Utilize Infrastructure-as-Code (IaC) tools such as Terraform, CloudFormation, and Ansible to automate deployments and configurations.
Create robust automation targeted at anomaly detection, toil reduction, recovery processes, and self-healing mechanisms, and optimize cloud costs.
2. DevSecOps & CI/CD:
Deep understanding of DevSecOps principles and CI/CD pipelines using tools like GitLab, Jenkins, SonarQube, Nexus/Artifactory, and Docker.
Implement security best practices, including IAM roles, RBAC, vulnerability remediation, and SAST/DAST/SCA tools.
3. Observability & Incident Management:
Design and implement monitoring, logging, and distributed tracing solutions using tools like AWS CloudWatch, Splunk/SignalFX, Dynatrace, and OpenTelemetry.
Lead root cause analysis, blameless postmortems, and proactive incident management to minimize MTTR and MTTD.
Define and monitor SLOs, SLIs, and error budgets to ensure system reliability.
4. Microservices & API Management:
Architect and manage microservices, serverless computing, and RESTful APIs.

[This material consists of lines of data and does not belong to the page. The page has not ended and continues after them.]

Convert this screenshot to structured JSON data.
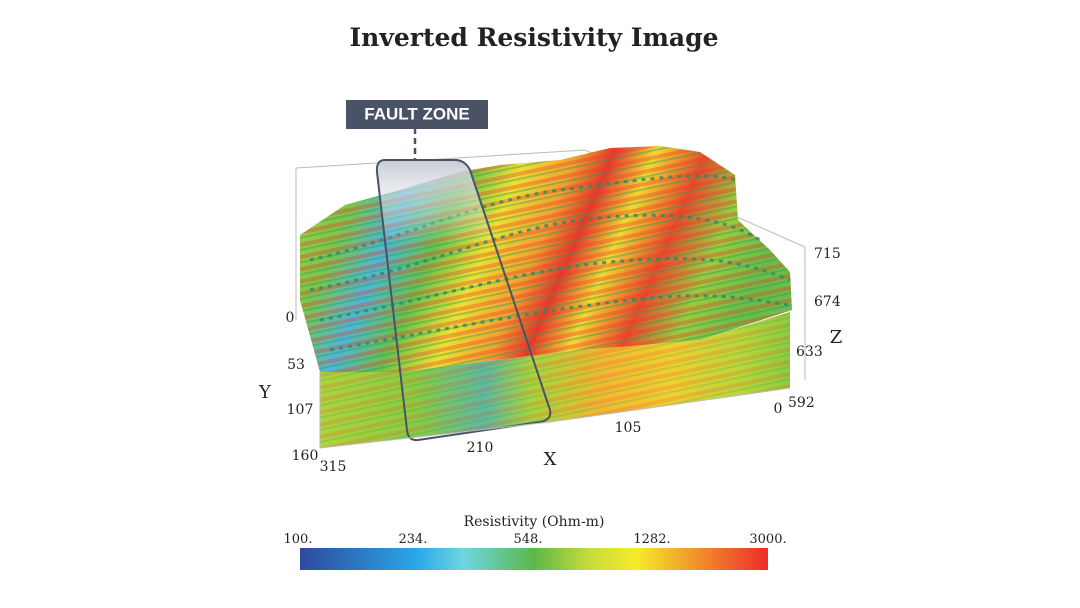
{
  "title": "Inverted Resistivity Image",
  "fault_zone_label": "FAULT ZONE",
  "axes": {
    "y": {
      "label": "Y",
      "ticks": [
        "0",
        "53",
        "107",
        "160"
      ]
    },
    "x": {
      "label": "X",
      "ticks": [
        "315",
        "210",
        "105",
        "0"
      ]
    },
    "z": {
      "label": "Z",
      "ticks": [
        "715",
        "674",
        "633",
        "592"
      ]
    }
  },
  "colorbar": {
    "title": "Resistivity (Ohm-m)",
    "ticks": [
      "100.",
      "234.",
      "548.",
      "1282.",
      "3000."
    ]
  }
}
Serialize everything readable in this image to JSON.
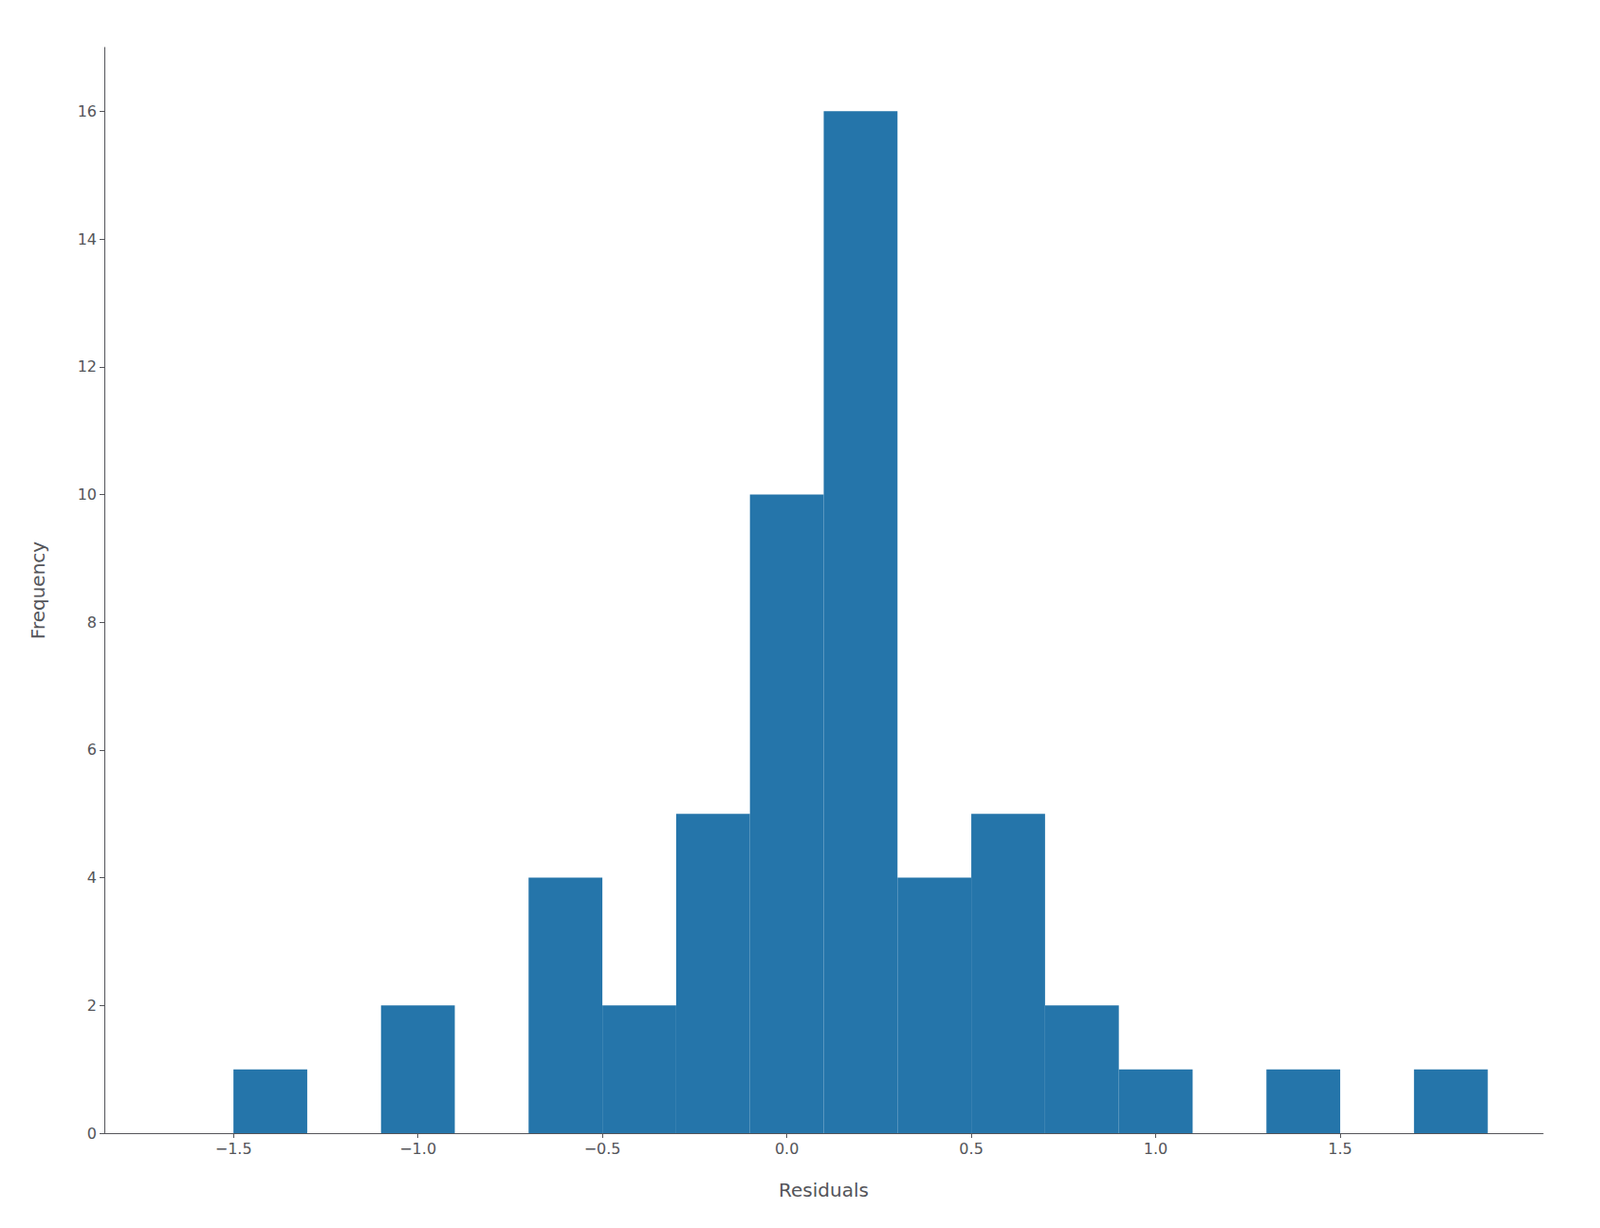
{
  "chart_data": {
    "type": "histogram",
    "xlabel": "Residuals",
    "ylabel": "Frequency",
    "color": "#2575aa",
    "bins": [
      -1.7,
      -1.5,
      -1.3,
      -1.1,
      -0.9,
      -0.7,
      -0.5,
      -0.3,
      -0.1,
      0.1,
      0.3,
      0.5,
      0.7,
      0.9,
      1.1,
      1.3,
      1.5,
      1.7,
      1.9
    ],
    "counts": [
      0,
      1,
      0,
      2,
      0,
      4,
      2,
      5,
      10,
      16,
      4,
      5,
      2,
      1,
      0,
      1,
      0,
      1
    ],
    "xlim": [
      -1.85,
      2.05
    ],
    "xticks": [
      {
        "value": -1.5,
        "label": "−1.5"
      },
      {
        "value": -1.0,
        "label": "−1.0"
      },
      {
        "value": -0.5,
        "label": "−0.5"
      },
      {
        "value": 0.0,
        "label": "0.0"
      },
      0.5,
      {
        "value": 1.0,
        "label": "1.0"
      },
      1.5
    ],
    "ylim": [
      0,
      17
    ],
    "yticks": [
      0,
      2,
      4,
      6,
      8,
      10,
      12,
      14,
      16
    ],
    "grid": false
  }
}
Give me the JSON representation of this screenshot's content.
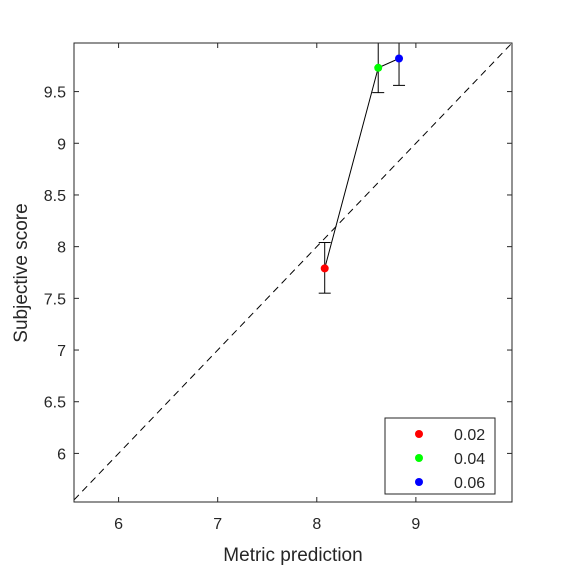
{
  "chart_data": {
    "type": "scatter",
    "title": "",
    "xlabel": "Metric prediction",
    "ylabel": "Subjective score",
    "xlim": [
      5.55,
      9.97
    ],
    "ylim": [
      5.53,
      9.97
    ],
    "x_ticks": [
      6,
      7,
      8,
      9
    ],
    "y_ticks": [
      6,
      6.5,
      7,
      7.5,
      8,
      8.5,
      9,
      9.5
    ],
    "x_tick_labels": [
      "6",
      "7",
      "8",
      "9"
    ],
    "y_tick_labels": [
      "6",
      "6.5",
      "7",
      "7.5",
      "8",
      "8.5",
      "9",
      "9.5"
    ],
    "grid": false,
    "legend_position": "bottom-right",
    "diagonal_reference": true,
    "series": [
      {
        "name": "0.02",
        "color": "#ff0000",
        "x": 8.08,
        "y": 7.79,
        "err_low": 7.55,
        "err_high": 8.04
      },
      {
        "name": "0.04",
        "color": "#00ff00",
        "x": 8.62,
        "y": 9.73,
        "err_low": 9.49,
        "err_high": 9.97
      },
      {
        "name": "0.06",
        "color": "#0000ff",
        "x": 8.83,
        "y": 9.82,
        "err_low": 9.56,
        "err_high": 9.97
      }
    ]
  }
}
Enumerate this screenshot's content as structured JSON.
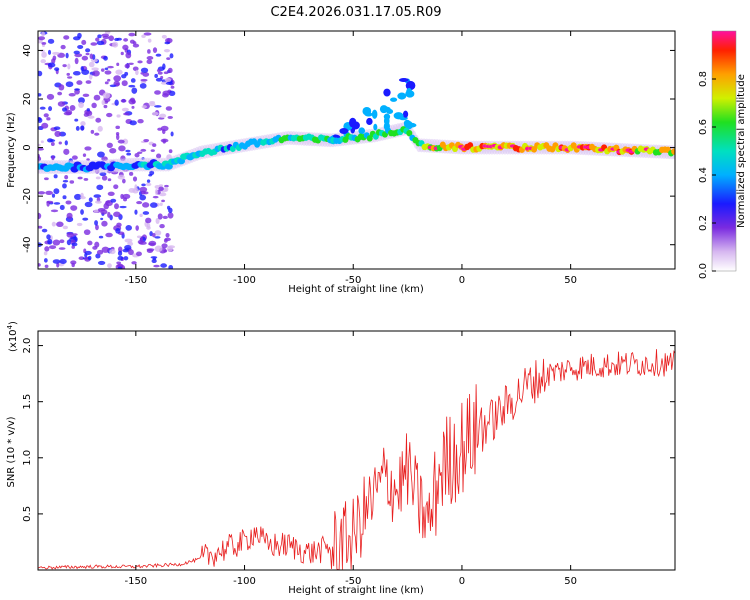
{
  "title": "C2E4.2026.031.17.05.R09",
  "colors": {
    "snr_line": "#e82020",
    "axis": "#000000"
  },
  "chart_data": [
    {
      "type": "heatmap",
      "name": "spectrogram",
      "xlabel": "Height of straight line (km)",
      "ylabel": "Frequency (Hz)",
      "xlim": [
        -195,
        98
      ],
      "ylim": [
        -50,
        48
      ],
      "xticks": [
        -150,
        -100,
        -50,
        0,
        50
      ],
      "xtick_labels": [
        "-150",
        "-100",
        "-50",
        "0",
        "50"
      ],
      "yticks": [
        -40,
        -20,
        0,
        20,
        40
      ],
      "ytick_labels": [
        "-40",
        "-20",
        "0",
        "20",
        "40"
      ],
      "colorbar": {
        "label": "Normalized spectral amplitude",
        "range": [
          0,
          1
        ],
        "ticks": [
          0.0,
          0.2,
          0.4,
          0.6,
          0.8
        ],
        "tick_labels": [
          "0.0",
          "0.2",
          "0.4",
          "0.6",
          "0.8"
        ]
      },
      "ridge": {
        "x": [
          -195,
          -170,
          -150,
          -135,
          -120,
          -100,
          -80,
          -60,
          -40,
          -25,
          -20,
          0,
          50,
          98
        ],
        "freq": [
          -8,
          -8,
          -7,
          -7,
          -2,
          1,
          4,
          3,
          5,
          8,
          1,
          0,
          0,
          -2
        ],
        "amplitude": [
          0.3,
          0.3,
          0.3,
          0.35,
          0.35,
          0.4,
          0.45,
          0.45,
          0.5,
          0.4,
          0.6,
          0.75,
          0.8,
          0.7
        ]
      }
    },
    {
      "type": "line",
      "name": "snr",
      "xlabel": "Height of straight line (km)",
      "ylabel": "SNR (10 * v/v)",
      "y_multiplier": "(x10^4)",
      "multiplier_base": "(x10",
      "multiplier_exp": "4",
      "multiplier_close": ")",
      "xlim": [
        -195,
        98
      ],
      "ylim": [
        0,
        2.13
      ],
      "xticks": [
        -150,
        -100,
        -50,
        0,
        50
      ],
      "xtick_labels": [
        "-150",
        "-100",
        "-50",
        "0",
        "50"
      ],
      "yticks": [
        0.5,
        1.0,
        1.5,
        2.0
      ],
      "ytick_labels": [
        "0.5",
        "1.0",
        "1.5",
        "2.0"
      ],
      "series": [
        {
          "name": "SNR",
          "x": [
            -195,
            -170,
            -150,
            -130,
            -120,
            -110,
            -100,
            -95,
            -90,
            -80,
            -70,
            -60,
            -50,
            -45,
            -40,
            -35,
            -30,
            -25,
            -20,
            -15,
            -10,
            -5,
            0,
            5,
            10,
            15,
            20,
            25,
            30,
            40,
            50,
            60,
            70,
            80,
            90,
            98
          ],
          "y": [
            0.02,
            0.03,
            0.03,
            0.05,
            0.1,
            0.18,
            0.25,
            0.35,
            0.22,
            0.22,
            0.15,
            0.2,
            0.3,
            0.5,
            0.65,
            0.85,
            0.7,
            0.9,
            0.6,
            0.4,
            0.9,
            1.0,
            1.1,
            1.2,
            1.3,
            1.35,
            1.45,
            1.55,
            1.65,
            1.75,
            1.8,
            1.82,
            1.83,
            1.84,
            1.85,
            1.83
          ]
        }
      ]
    }
  ]
}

Ensure fault tolerance and resilience using design patterns like Circuit Breaker, Retry, Timeout, and Bulkhead.
5. Chaos Engineering & Resiliency:
Conduct chaos engineering experiments using tools like AWS FIS and Chaos Toolkit.
Perform resiliency assessments using Resilience Hub and implement self-healing solutions.
6. Database & Application Support:
Manage and optimize database technologies such as PostgreSQL, MongoDB, DynamoDB, Oracle, and Redshift.
Provide production support, including incident response, problem management, and runbook creation. Participate in on-call rotations.
7. Collaboration & Communication:
Collaborate with cross-functional teams to implement shift-left testing practices (BDD, TDD, Unit, Regression).
Create and maintain architecture diagrams, knowledge articles, and disaster recovery plans.
Communicate effectively with stakeholders and demonstrate strong relationship management skills.
Required Skills & Qualifications:
Expertise in cloud platforms (AWS, Azure, or GCP) and container orchestration.
Proficiency in programming/scripting languages such as Python, Java, Node.js, Bash, and PowerShell.
Strong knowledge of database technologies (e.g., PostgreSQL, MongoDB, DynamoDB, Oracle, Redshift).
Experience with DevOps tools (Jenkins, Docker, Nexus/Artifactory) and build tools (Maven, Gradle).
Familiarity with AI/ML integrations, event-driven architectures, and distributed systems.
Expertise in observability, logging, and monitoring tools (AWS CloudWatch, Splunk, Dynatrace, OpenTelemetry).
Strong understanding of security practices, including IAM, RBAC, and vulnerability management.
Experience with chaos engineering, resiliency assessments, and disaster recovery planning.
Proficiency in performance testing tools (JMeter, LoadRunner) and capacity planning.
Excellent verbal and written communication skills, with the ability to collaborate across teams.
Preferred Qualifications:
Experience with AI/ML libraries (e.g., NLTK, Transformers, Spacy, SciPy), Amazon SageMaker, and GenAI tools.
Familiarity with project management tools like JIRA, Confluence, and ServiceNow.
Knowledge of utilities like AWS CLI, POSTMAN, and curl.

4 Reasons to Join Volitiion IIT, Inc.:
1. Our Commitment to You - We offer competitive pay, multi-year projects, and a list of exciting clients.
2. Work-Life Balance - We work hard; we work smart and have quality time for family and "life."
3. Our Mantra - We treat our consultants the way we want to be treated: with integrity, professionalism, and trust.
4. Career Development - We help you meet your career goals and continuously support your efforts to build your skillset.
Check out our Referral Program!
Volitiion IIT Inc will pay you up to $1000 for every qualified professional that you refer and we place. If you see a position posted by Volitiion IIT Inc. and know the perfect person for the job, please send us your referral.

Volitiion IIT Inc. is an Equal Opportunity/Affirmative Action Employer.